分析
设 $f_{i ,j, w}$ 为从 $i$ 走到 $j$、权值和为 $w$ 的方案数,$g_{i, j, w}$ 表示连接 $i,j$ 的权值为 $k$ 的边数。
那么有
$$
f_{i, j, w} = \sum_{k = 1}^n \sum_{v} f_{i, k, v} \times g_{k, j, w - v} + [i = j \land w = 0]
$$
后面那个中括号表示不走的情况。
设 $F_{i,j}(x) = \sum_{k\geq 0} f_{i,j,k} x^k$,$G_{i,j}(x) = \sum_{k\geq 0} g_{i, j, k} x^k$,并设 $F,G$ 表示这两个生成函数构成的矩阵,则有
$$
F = F\times G + I
$$
即
$$
F = \frac{I}{I - G}
$$
可以证明 $I-G$ 一定是可逆的。

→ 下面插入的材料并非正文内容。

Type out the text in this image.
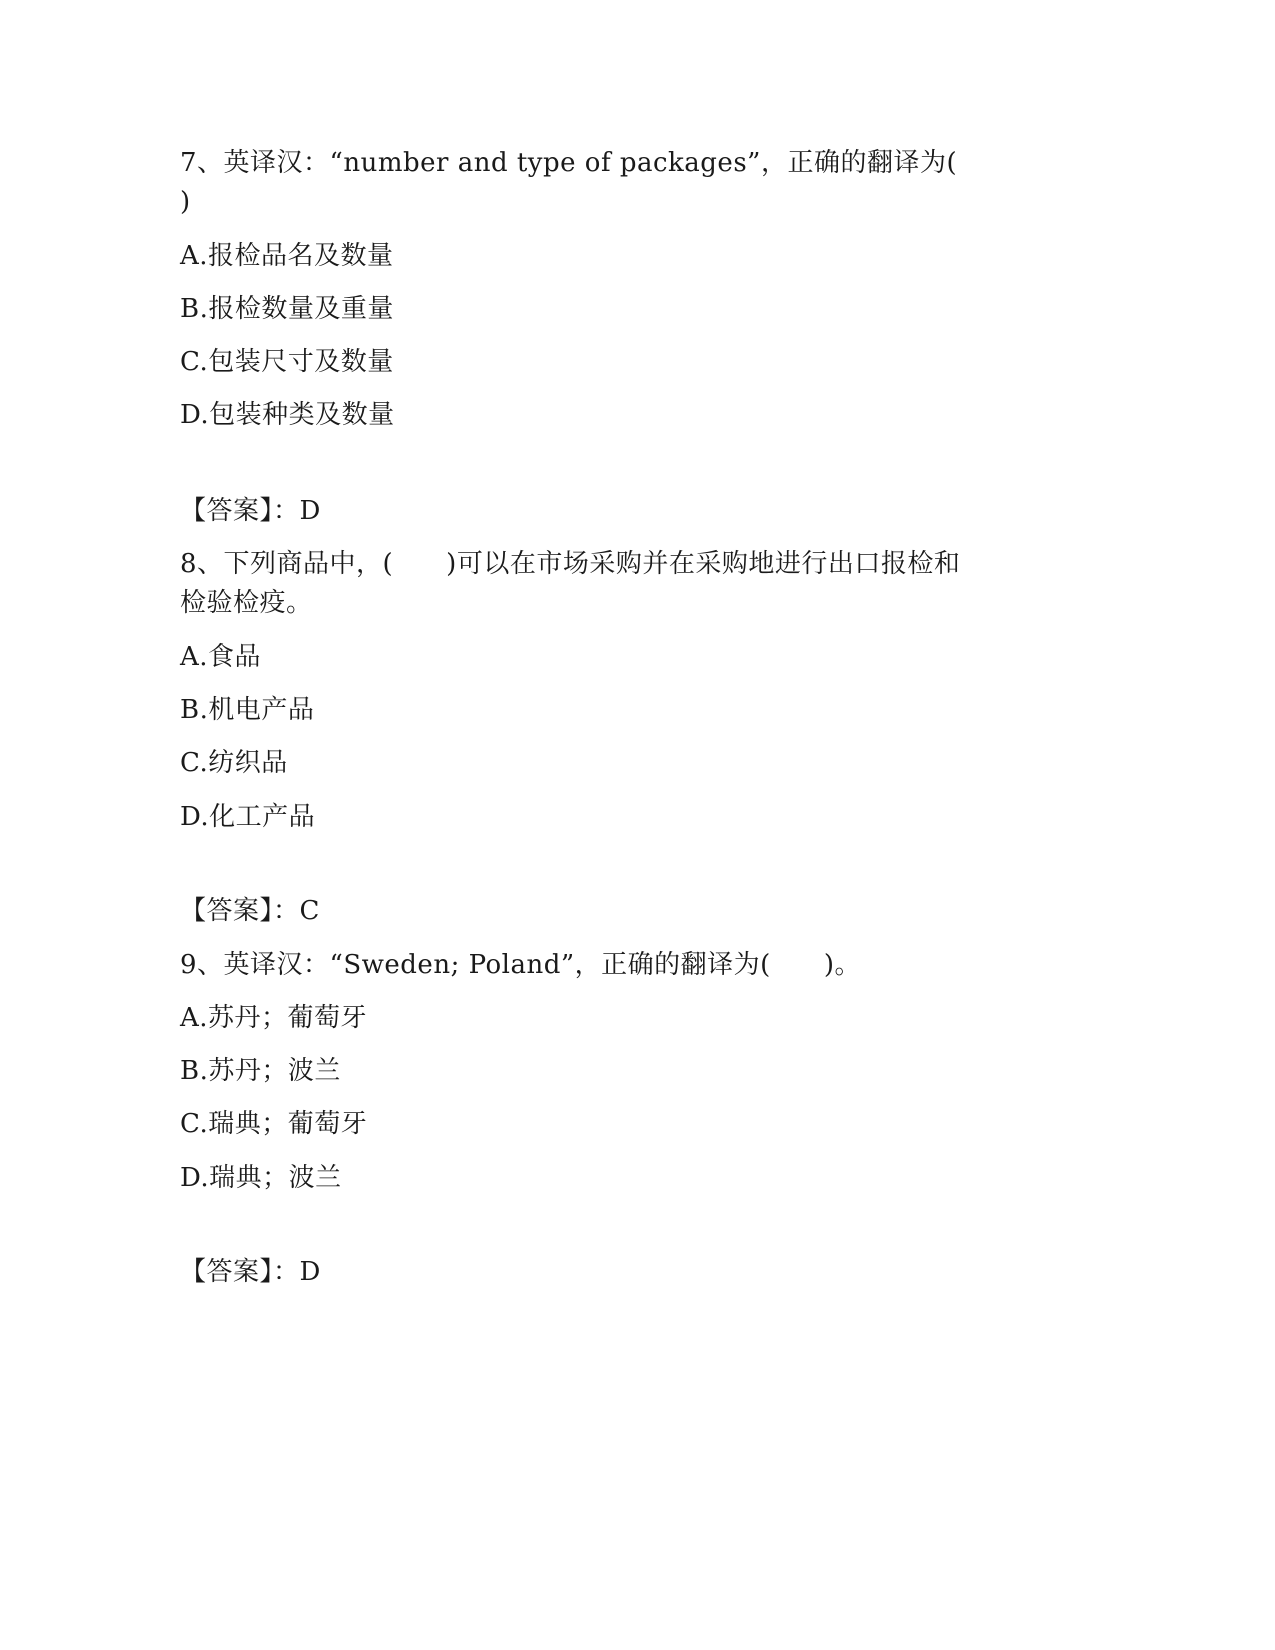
7、英译汉：“number and type of packages”，正确的翻译为(
)
A.报检品名及数量
B.报检数量及重量
C.包装尺寸及数量
D.包装种类及数量
【答案】：D
8、下列商品中，(　　)可以在市场采购并在采购地进行出口报检和
检验检疫。
A.食品
B.机电产品
C.纺织品
D.化工产品
【答案】：C
9、英译汉：“Sweden; Poland”，正确的翻译为(　　)。
A.苏丹；葡萄牙
B.苏丹；波兰
C.瑞典；葡萄牙
D.瑞典；波兰
【答案】：D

于是我们只需要求一个每个元素都是一个多项式的矩阵的逆,和普通矩阵求逆类似地做即可。
然而这题还卡常,需要精细地实现来减少 NTT 的次数,最好把预处理原根、取模优化、寻址优化什么的都加上去。
代码
// ====================================
// author: M_sea
// website: https://m-sea-blog.com/
// ====================================
#include <bits/stdc++.h>
#define file(x) freopen(#x".in", "r", stdin), freopen(#x".out", "w", stdout)
#define debug(...) fprintf(stderr, __VA_ARGS__)
using namespace std;
typedef long long ll;
int read() {
int X = 0, w = 1; char c = getchar();
while (c < '0' || c > '9') { if (c == '-') w = -1; c = getchar(); }
while (c >= '0' && c <= '9') X = X * 10 + c - '0', c = getchar();
return X * w;
}
const int N = 8 + 5, W = 131072 + 10;
const int mod = 998244353;
int upd(const int &x) { return x + (x >> 31 & mod); }
int qpow(int a, int b) {
int c = 1;
for (; b; b >>= 1, a = 1ll * a * a % mod)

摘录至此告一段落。